Elasticsearch version (bin/elasticsearch --version): 6.1.1
Plugins installed: N/A
JVM version (java -version): openjdk version "1.8.0_151"
OS version (uname -a if on a Unix-like system): 4.13.16-100.fc25.x86_64
Description of the problem including expected versus actual behavior:
The method search of the RestHighLevelClient throws a checked IOException which needs to be caught and handled by the caller. However, an invalid query or any problem along the way can also trigger a runtime exception ElasticsearchException.
Is this intentional or a bug? What do the different exceptions mean and how should they be handled? Should I simply catch both and handle them both as a failure in my application? That seems rather ugly and arbitrary having to define 2 different exceptions around every call to the RestHighLevelClient.
To further complicate things, a ResponseException is a subclass of IOException.
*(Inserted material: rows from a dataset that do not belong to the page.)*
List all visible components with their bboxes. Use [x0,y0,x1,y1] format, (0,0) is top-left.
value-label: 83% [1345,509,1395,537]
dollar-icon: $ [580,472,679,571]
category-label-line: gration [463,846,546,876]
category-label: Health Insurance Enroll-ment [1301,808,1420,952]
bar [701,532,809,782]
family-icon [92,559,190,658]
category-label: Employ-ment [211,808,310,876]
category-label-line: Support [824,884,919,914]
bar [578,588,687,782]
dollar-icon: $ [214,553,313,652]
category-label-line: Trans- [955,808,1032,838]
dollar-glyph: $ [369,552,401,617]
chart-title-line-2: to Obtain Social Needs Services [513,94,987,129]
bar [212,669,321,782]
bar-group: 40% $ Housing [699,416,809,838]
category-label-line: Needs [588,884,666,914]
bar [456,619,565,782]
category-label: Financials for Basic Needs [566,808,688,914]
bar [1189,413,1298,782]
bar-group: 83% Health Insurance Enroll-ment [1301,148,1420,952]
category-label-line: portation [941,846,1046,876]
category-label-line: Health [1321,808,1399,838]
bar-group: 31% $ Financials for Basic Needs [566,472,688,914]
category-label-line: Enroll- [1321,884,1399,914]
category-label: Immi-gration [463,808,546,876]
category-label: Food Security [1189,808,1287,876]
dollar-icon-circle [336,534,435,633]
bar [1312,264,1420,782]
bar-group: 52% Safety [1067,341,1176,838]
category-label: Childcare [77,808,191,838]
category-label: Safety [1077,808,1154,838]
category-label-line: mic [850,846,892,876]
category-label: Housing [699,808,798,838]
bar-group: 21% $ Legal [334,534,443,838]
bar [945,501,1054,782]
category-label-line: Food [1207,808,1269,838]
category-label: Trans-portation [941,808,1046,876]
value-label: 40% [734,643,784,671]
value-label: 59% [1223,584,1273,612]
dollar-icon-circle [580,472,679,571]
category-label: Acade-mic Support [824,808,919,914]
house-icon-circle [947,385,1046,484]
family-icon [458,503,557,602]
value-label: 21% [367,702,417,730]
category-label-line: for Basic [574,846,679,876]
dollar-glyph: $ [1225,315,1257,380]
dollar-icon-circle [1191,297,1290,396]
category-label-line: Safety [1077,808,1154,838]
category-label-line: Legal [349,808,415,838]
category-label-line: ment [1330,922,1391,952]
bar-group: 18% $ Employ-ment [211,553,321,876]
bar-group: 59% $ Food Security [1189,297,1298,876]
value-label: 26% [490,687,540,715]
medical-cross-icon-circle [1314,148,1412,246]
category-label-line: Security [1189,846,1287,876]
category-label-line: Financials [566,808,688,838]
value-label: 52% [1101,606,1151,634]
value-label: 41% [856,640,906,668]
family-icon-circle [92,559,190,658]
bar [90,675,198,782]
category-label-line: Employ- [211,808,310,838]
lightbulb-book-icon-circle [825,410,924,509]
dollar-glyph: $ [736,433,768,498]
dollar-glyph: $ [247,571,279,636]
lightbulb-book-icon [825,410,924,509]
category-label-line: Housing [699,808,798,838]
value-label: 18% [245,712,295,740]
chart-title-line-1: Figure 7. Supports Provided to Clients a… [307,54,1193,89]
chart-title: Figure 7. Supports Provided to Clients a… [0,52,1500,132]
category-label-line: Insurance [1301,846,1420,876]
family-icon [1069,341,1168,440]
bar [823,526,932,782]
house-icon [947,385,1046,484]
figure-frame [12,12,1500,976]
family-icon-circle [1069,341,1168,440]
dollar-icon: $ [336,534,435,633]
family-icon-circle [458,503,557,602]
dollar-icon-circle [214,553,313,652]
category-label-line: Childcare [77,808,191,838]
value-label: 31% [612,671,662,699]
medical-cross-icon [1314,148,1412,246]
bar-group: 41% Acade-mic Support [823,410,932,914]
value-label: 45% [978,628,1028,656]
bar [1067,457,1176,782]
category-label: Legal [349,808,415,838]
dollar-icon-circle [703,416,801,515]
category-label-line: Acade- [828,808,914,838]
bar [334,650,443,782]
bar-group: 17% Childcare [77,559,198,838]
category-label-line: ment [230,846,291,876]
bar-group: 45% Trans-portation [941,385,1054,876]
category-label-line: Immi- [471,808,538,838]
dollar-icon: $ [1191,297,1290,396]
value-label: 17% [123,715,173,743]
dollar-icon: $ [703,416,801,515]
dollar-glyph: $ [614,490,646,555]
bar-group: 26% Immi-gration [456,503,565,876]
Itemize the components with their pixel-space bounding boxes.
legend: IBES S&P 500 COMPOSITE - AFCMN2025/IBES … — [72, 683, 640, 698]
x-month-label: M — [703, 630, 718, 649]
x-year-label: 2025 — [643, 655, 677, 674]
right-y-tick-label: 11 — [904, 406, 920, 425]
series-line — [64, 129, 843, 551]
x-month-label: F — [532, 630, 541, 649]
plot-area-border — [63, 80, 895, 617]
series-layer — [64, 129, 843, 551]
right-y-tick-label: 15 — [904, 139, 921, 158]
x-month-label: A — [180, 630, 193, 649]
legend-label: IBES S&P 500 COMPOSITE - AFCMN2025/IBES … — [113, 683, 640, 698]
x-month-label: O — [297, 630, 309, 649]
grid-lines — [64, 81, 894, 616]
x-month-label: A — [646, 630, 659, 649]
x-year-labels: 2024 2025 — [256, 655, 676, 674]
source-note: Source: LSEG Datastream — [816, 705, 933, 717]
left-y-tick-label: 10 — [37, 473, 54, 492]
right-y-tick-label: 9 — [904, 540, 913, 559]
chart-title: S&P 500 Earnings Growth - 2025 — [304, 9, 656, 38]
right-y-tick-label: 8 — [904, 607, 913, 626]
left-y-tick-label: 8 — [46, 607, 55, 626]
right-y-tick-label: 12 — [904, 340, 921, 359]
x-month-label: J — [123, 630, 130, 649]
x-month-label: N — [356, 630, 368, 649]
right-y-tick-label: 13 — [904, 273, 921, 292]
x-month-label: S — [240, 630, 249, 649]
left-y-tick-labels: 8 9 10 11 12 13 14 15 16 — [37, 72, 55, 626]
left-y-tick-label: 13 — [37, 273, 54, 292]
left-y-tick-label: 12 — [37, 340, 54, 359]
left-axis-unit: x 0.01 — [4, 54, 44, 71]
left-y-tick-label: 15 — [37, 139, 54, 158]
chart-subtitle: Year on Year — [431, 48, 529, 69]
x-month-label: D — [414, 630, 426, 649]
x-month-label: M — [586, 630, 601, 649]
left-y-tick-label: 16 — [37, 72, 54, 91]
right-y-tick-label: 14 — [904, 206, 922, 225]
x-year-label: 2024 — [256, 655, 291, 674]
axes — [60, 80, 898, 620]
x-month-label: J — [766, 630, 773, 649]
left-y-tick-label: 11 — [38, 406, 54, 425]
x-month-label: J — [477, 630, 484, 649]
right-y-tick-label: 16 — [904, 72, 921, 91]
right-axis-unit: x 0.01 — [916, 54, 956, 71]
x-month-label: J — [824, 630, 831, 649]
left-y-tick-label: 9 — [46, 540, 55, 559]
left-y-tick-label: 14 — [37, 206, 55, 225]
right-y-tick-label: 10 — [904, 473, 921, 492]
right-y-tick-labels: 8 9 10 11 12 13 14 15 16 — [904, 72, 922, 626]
When caused by an invalid exception, this exception is caught somewhere deep inside the ES client code, and seemingly converted to an unchecked, runtime ElasticsearchException which is then raised up further.
The documentation, which is usually very clear about the RestHighLevelClient methods, makes no mention about proper exception handling. Could this be added at some point?
Steps to reproduce:
Take this snippet without the client creation boilerplate. client is a RestHighLevelClient. Make sure index is a pre-existing index with a numeric typed field name. (In my case 'example' and 'salary', respectively)
SearchSourceBuilder source = new SearchSourceBuilder();
// Field is a numeric type, value is Long.MAX_VALUE + 1
source.query(QueryBuilders.rangeQuery(field).from("0").to("9223372036854775808"));
try {
client.search(new SearchRequest(new String[] { index }, source));
} catch (IOException e) {
e.printStackTrace();
}
This throws an unchecked runtime ElasticsearchException. It feels like it is completely useless to catch the IOException, since that never triggers.
Consider the following console log output:
Exception in thread "main" ElasticsearchStatusException[Elasticsearch exception [type=search_phase_execution_exception, reason=all shards failed]]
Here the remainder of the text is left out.